Wafula also suggested the possibility of this content being used by print and other traditional media in the future. “If the project succeeds it can spread and many media organisations can use it for publishing stories on Africa. The Daily Nation, Kenya Times and Citizen TV have shown interest in this pilot and want to know what the results will be,” he said.
According to Kross, the use of mobile phones in reporting has the possibility of increasing the quality of the news being reported. “Our reporters add images to stories, lending much more power to the message. This also increases the likelihood of western sources paying attention to what really happens in crisis areas. Secondly, immediate reporting changes the dynamics of events like demonstrations,” he told RAP 21.
In addition, Pim de Wit from Africa Interactive told RAP 21 that the structure of Voices of Africa changes the type of news being reported. “We will allow individual Africans to report things that they feel are newsworthy. They will be offered the chance to report about the other side of Africa, different from the predominantly negative news that we normally see on TV or read about in the newspapers.”
But as the GPRS technology may change journalism in Africa, the technology that brings the content to the public is also a need. But according to de Wit, with time distribution of their news will be made easier.
“In this early stage of the project the content is distributed by internet only. This means that Africans must have Internet access to be able to read the content uploaded by the mobile reporters,” he said. “Without a question short news will be distributed to mobile phones as well, but that will take some time.”
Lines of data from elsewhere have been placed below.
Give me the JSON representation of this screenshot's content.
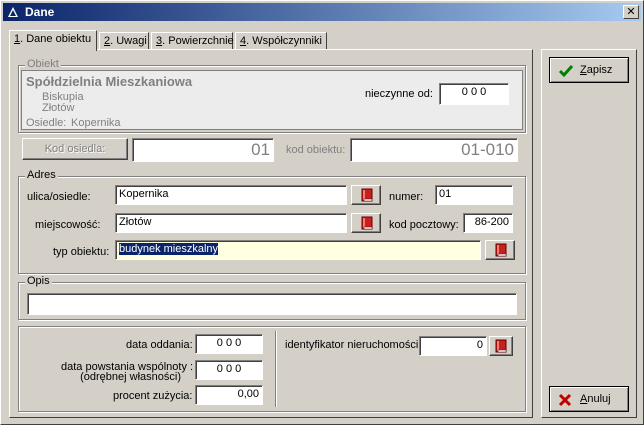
{
  "window": {
    "title": "Dane"
  },
  "tabs": [
    {
      "key": "1",
      "label": ". Dane obiektu"
    },
    {
      "key": "2",
      "label": ". Uwagi"
    },
    {
      "key": "3",
      "label": ". Powierzchnie"
    },
    {
      "key": "4",
      "label": ". Współczynniki"
    }
  ],
  "obiekt": {
    "group_label": "Obiekt",
    "name": "Spółdzielnia Mieszkaniowa",
    "line2": "Biskupia",
    "line3": "Złotów",
    "osiedle_label": "Osiedle:",
    "osiedle_value": "Kopernika",
    "nieczynne_label": "nieczynne od:",
    "nieczynne_value": "0 0 0",
    "kod_osiedla_button": "Kod osiedla:",
    "kod_osiedla_value": "01",
    "kod_obiektu_label": "kod obiektu:",
    "kod_obiektu_value": "01-010"
  },
  "adres": {
    "group_label": "Adres",
    "ulica_label": "ulica/osiedle:",
    "ulica_value": "Kopernika",
    "numer_label": "numer:",
    "numer_value": "01",
    "miejscowosc_label": "miejscowość:",
    "miejscowosc_value": "Złotów",
    "kod_pocztowy_label": "kod pocztowy:",
    "kod_pocztowy_value": "86-200",
    "typ_label": "typ obiektu:",
    "typ_value": "budynek mieszkalny"
  },
  "opis": {
    "group_label": "Opis",
    "value": ""
  },
  "bottom": {
    "data_oddania_label": "data oddania:",
    "data_oddania_value": "0 0 0",
    "data_powstania_label_1": "data powstania wspólnoty :",
    "data_powstania_label_2": "(odrębnej własności)",
    "data_powstania_value": "0 0 0",
    "procent_label": "procent zużycia:",
    "procent_value": "0,00",
    "identyfikator_label": "identyfikator nieruchomości",
    "identyfikator_value": "0"
  },
  "buttons": {
    "zapisz_key": "Z",
    "zapisz_rest": "apisz",
    "anuluj_key": "A",
    "anuluj_rest": "nuluj"
  },
  "colors": {
    "title_start": "#0a246a",
    "title_end": "#a6caf0",
    "highlight_field": "#ffffe1",
    "selection": "#0a246a",
    "zapisz_icon": "#008000",
    "anuluj_icon": "#c00000",
    "book_icon": "#c8201e"
  }
}
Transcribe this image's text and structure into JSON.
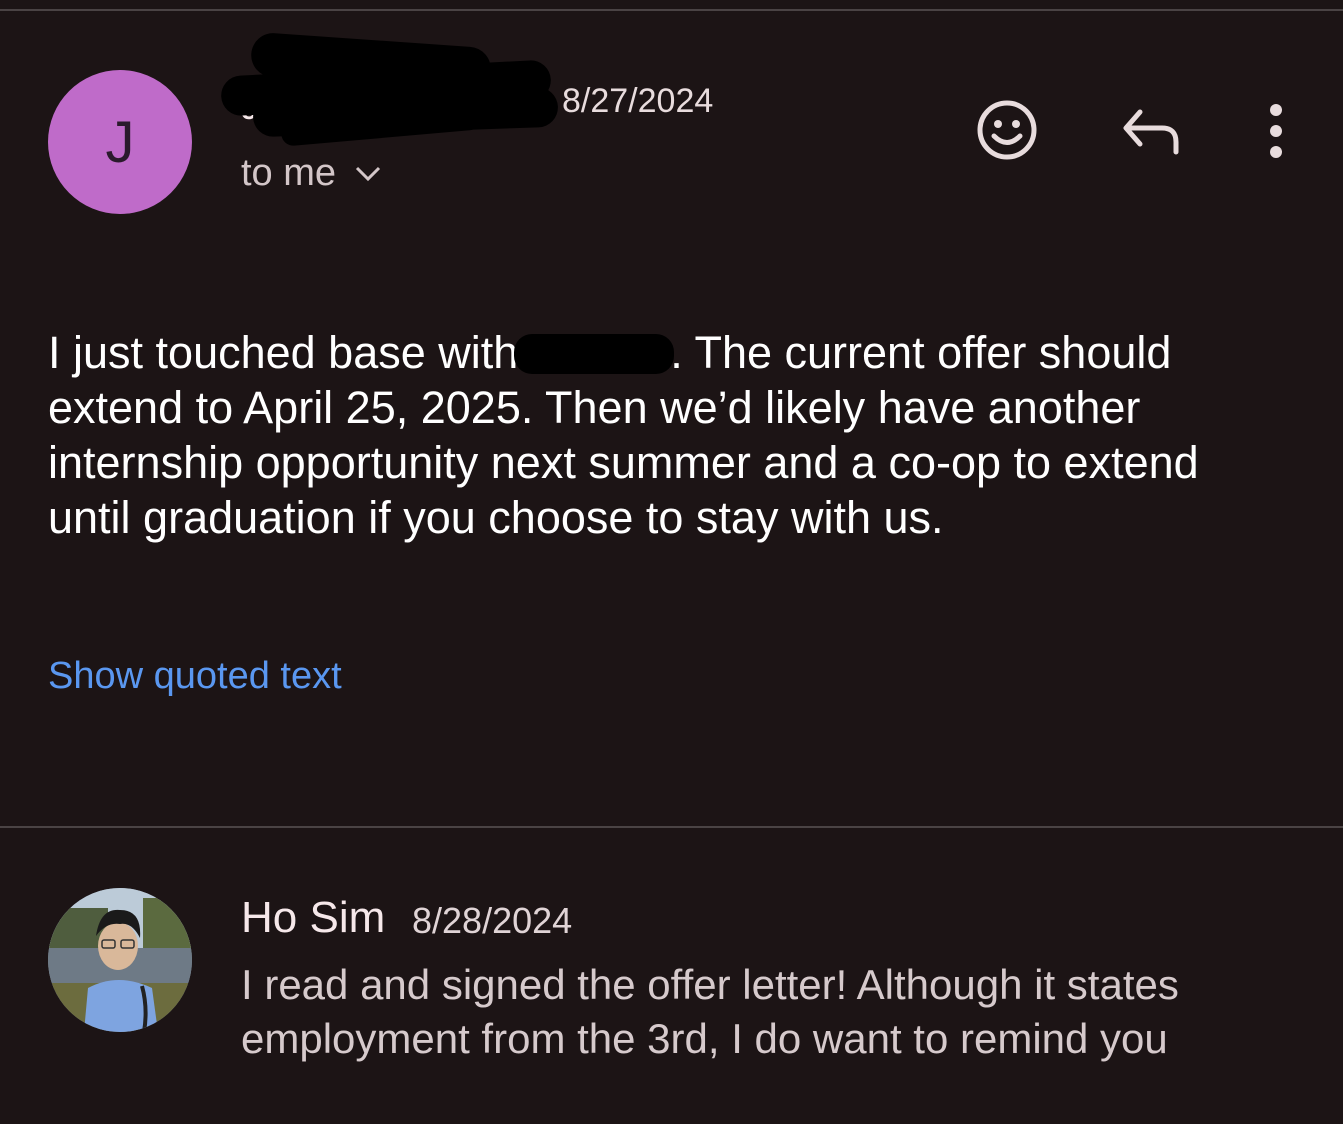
{
  "message_1": {
    "avatar_letter": "J",
    "date": "8/27/2024",
    "recipient_label": "to me",
    "body_before_redaction": "I just touched base with",
    "body_after_redaction": ". The current offer should extend to April 25, 2025. Then we’d likely have another internship opportunity next summer and a co-op to extend until graduation if you choose to stay with us.",
    "show_quoted_label": "Show quoted text",
    "actions": [
      {
        "icon": "emoji-reaction-icon"
      },
      {
        "icon": "reply-icon"
      },
      {
        "icon": "more-options-icon"
      }
    ]
  },
  "message_2": {
    "sender": "Ho Sim",
    "date": "8/28/2024",
    "preview": "I read and signed the offer letter! Although it states employment from the 3rd, I do want to remind you"
  },
  "colors": {
    "background": "#1c1415",
    "avatar_j": "#bf6bc9",
    "link": "#5a97f0"
  }
}
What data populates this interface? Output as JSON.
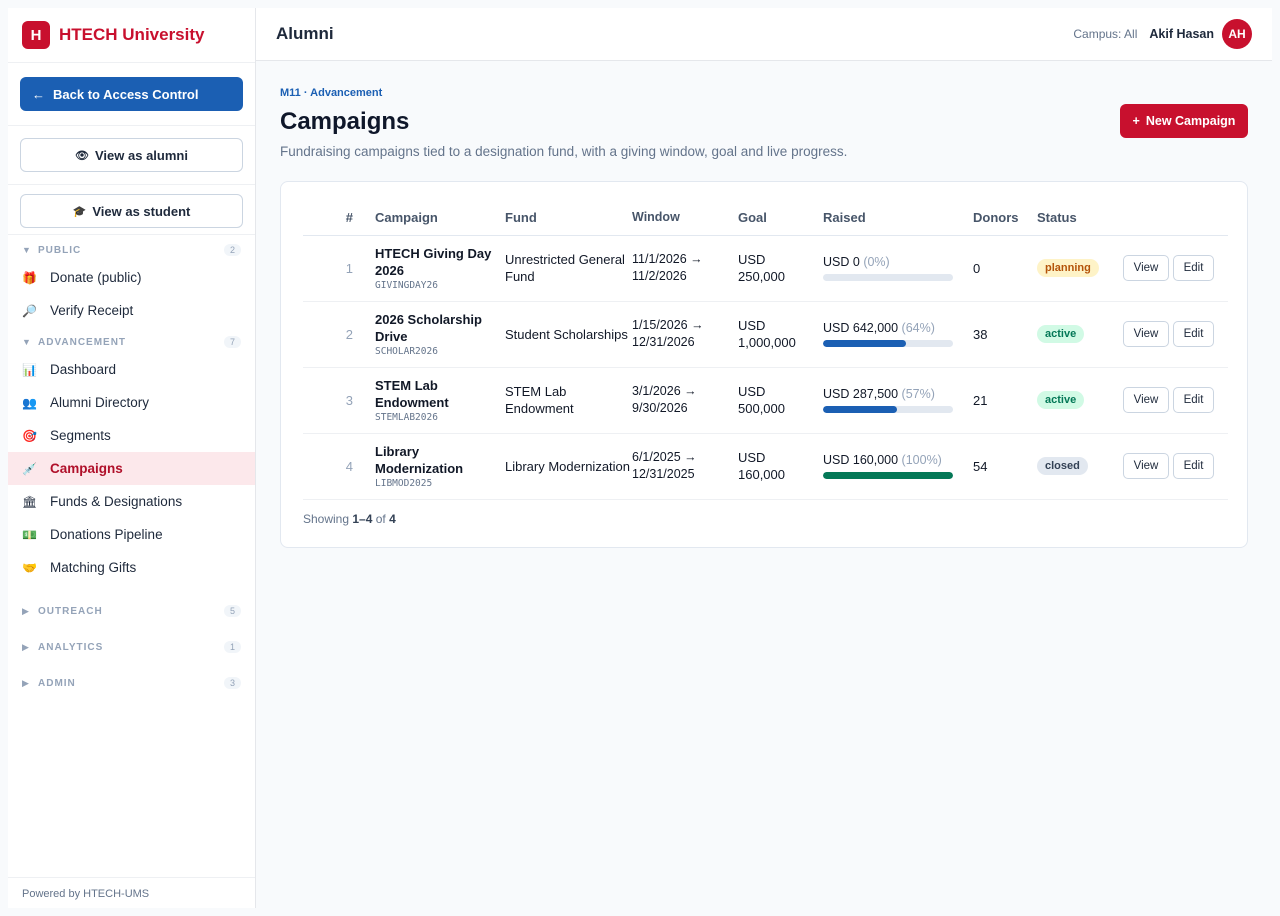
{
  "brand": {
    "logo_letter": "H",
    "name": "HTECH University"
  },
  "sidebar": {
    "back_button": "Back to Access Control",
    "view_alumni": "View as alumni",
    "view_student": "View as student",
    "sections": [
      {
        "title": "PUBLIC",
        "count": "2",
        "expanded": true,
        "items": [
          {
            "label": "Donate (public)",
            "icon": "gift-icon"
          },
          {
            "label": "Verify Receipt",
            "icon": "magnifier-icon"
          }
        ]
      },
      {
        "title": "ADVANCEMENT",
        "count": "7",
        "expanded": true,
        "items": [
          {
            "label": "Dashboard",
            "icon": "chart-icon"
          },
          {
            "label": "Alumni Directory",
            "icon": "people-icon"
          },
          {
            "label": "Segments",
            "icon": "target-icon"
          },
          {
            "label": "Campaigns",
            "icon": "syringe-icon",
            "active": true
          },
          {
            "label": "Funds & Designations",
            "icon": "bank-icon"
          },
          {
            "label": "Donations Pipeline",
            "icon": "money-icon"
          },
          {
            "label": "Matching Gifts",
            "icon": "handshake-icon"
          }
        ]
      },
      {
        "title": "OUTREACH",
        "count": "5",
        "expanded": false
      },
      {
        "title": "ANALYTICS",
        "count": "1",
        "expanded": false
      },
      {
        "title": "ADMIN",
        "count": "3",
        "expanded": false
      }
    ],
    "powered_by": "Powered by HTECH-UMS"
  },
  "header": {
    "title": "Alumni",
    "campus": "Campus: All",
    "user": "Akif Hasan",
    "avatar": "AH"
  },
  "main": {
    "module": "M11 · Advancement",
    "title": "Campaigns",
    "subtitle": "Fundraising campaigns tied to a designation fund, with a giving window, goal and live progress.",
    "new_button": "New Campaign",
    "columns": [
      "#",
      "Campaign",
      "Fund",
      "Window",
      "Goal",
      "Raised",
      "Donors",
      "Status"
    ],
    "rows": [
      {
        "num": "1",
        "name": "HTECH Giving Day 2026",
        "code": "GIVINGDAY26",
        "fund": "Unrestricted General Fund",
        "window_start": "11/1/2026 →",
        "window_end": "11/2/2026",
        "goal_cur": "USD",
        "goal_amt": "250,000",
        "raised": "USD 0",
        "pct": "(0%)",
        "progress": 0,
        "progress_color": "#1b5fb3",
        "donors": "0",
        "status": "planning",
        "status_bg": "#fef3c7",
        "status_fg": "#b45309"
      },
      {
        "num": "2",
        "name": "2026 Scholarship Drive",
        "code": "SCHOLAR2026",
        "fund": "Student Scholarships",
        "window_start": "1/15/2026 →",
        "window_end": "12/31/2026",
        "goal_cur": "USD",
        "goal_amt": "1,000,000",
        "raised": "USD 642,000",
        "pct": "(64%)",
        "progress": 0.64,
        "progress_color": "#1b5fb3",
        "donors": "38",
        "status": "active",
        "status_bg": "#d1fae5",
        "status_fg": "#047857"
      },
      {
        "num": "3",
        "name": "STEM Lab Endowment",
        "code": "STEMLAB2026",
        "fund": "STEM Lab Endowment",
        "window_start": "3/1/2026 →",
        "window_end": "9/30/2026",
        "goal_cur": "USD",
        "goal_amt": "500,000",
        "raised": "USD 287,500",
        "pct": "(57%)",
        "progress": 0.57,
        "progress_color": "#1b5fb3",
        "donors": "21",
        "status": "active",
        "status_bg": "#d1fae5",
        "status_fg": "#047857"
      },
      {
        "num": "4",
        "name": "Library Modernization",
        "code": "LIBMOD2025",
        "fund": "Library Modernization",
        "window_start": "6/1/2025 →",
        "window_end": "12/31/2025",
        "goal_cur": "USD",
        "goal_amt": "160,000",
        "raised": "USD 160,000",
        "pct": "(100%)",
        "progress": 1.0,
        "progress_color": "#047857",
        "donors": "54",
        "status": "closed",
        "status_bg": "#e2e8f0",
        "status_fg": "#334155"
      }
    ],
    "view_label": "View",
    "edit_label": "Edit",
    "showing_prefix": "Showing",
    "showing_range": "1–4",
    "showing_of": "of",
    "showing_total": "4"
  }
}
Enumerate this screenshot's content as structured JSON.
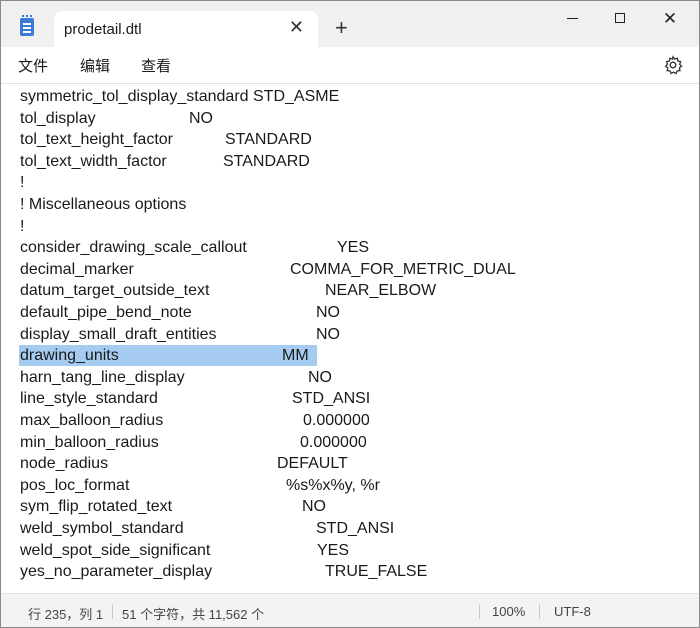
{
  "window": {
    "tab_title": "prodetail.dtl",
    "tab_close": "✕",
    "new_tab": "+",
    "controls": {
      "close": "✕"
    }
  },
  "menu": {
    "file": "文件",
    "edit": "编辑",
    "view": "查看",
    "settings_icon": "gear-icon"
  },
  "editor": {
    "selected_line": "drawing_units",
    "selection_color": "#a6cbf0",
    "lines": [
      {
        "key": "symmetric_tol_display_standard STD_ASME",
        "value": ""
      },
      {
        "key": "tol_display",
        "value": "NO"
      },
      {
        "key": "tol_text_height_factor",
        "value": "STANDARD"
      },
      {
        "key": "tol_text_width_factor",
        "value": "STANDARD"
      },
      {
        "key": "!",
        "value": ""
      },
      {
        "key": "! Miscellaneous options",
        "value": ""
      },
      {
        "key": "!",
        "value": ""
      },
      {
        "key": "consider_drawing_scale_callout",
        "value": "YES"
      },
      {
        "key": "decimal_marker",
        "value": "COMMA_FOR_METRIC_DUAL"
      },
      {
        "key": "datum_target_outside_text",
        "value": "NEAR_ELBOW"
      },
      {
        "key": "default_pipe_bend_note",
        "value": "NO"
      },
      {
        "key": "display_small_draft_entities",
        "value": "NO"
      },
      {
        "key": "drawing_units",
        "value": "MM"
      },
      {
        "key": "harn_tang_line_display",
        "value": "NO"
      },
      {
        "key": "line_style_standard",
        "value": "STD_ANSI"
      },
      {
        "key": "max_balloon_radius",
        "value": "0.000000"
      },
      {
        "key": "min_balloon_radius",
        "value": "0.000000"
      },
      {
        "key": "node_radius",
        "value": "DEFAULT"
      },
      {
        "key": "pos_loc_format",
        "value": "%s%x%y, %r"
      },
      {
        "key": "sym_flip_rotated_text",
        "value": "NO"
      },
      {
        "key": "weld_symbol_standard",
        "value": "STD_ANSI"
      },
      {
        "key": "weld_spot_side_significant",
        "value": "YES"
      },
      {
        "key": "yes_no_parameter_display",
        "value": "TRUE_FALSE"
      }
    ]
  },
  "status": {
    "position": "行 235，列 1",
    "chars": "51 个字符，共 11,562 个",
    "zoom": "100%",
    "encoding": "UTF-8"
  }
}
The founders say their type of journalism will eventually contribute to press freedom on the continent. “We are empowering these reporters to contribute to a critical and free exchange of ideas and truth finding, letting more stories be told, and also from remote areas,” added Kross. “We give our reporters a source of income as the news stories can be resold to other media.”
“The more African people can express their opinions about all things that matter to them, the more democracy will be served and this will contribute to transparency and a better quality of government. The use of new technology will enable many Africans to raise their voices,” de Wit concluded.
The Voices of Africa Project can be viewed at www.africanews.com.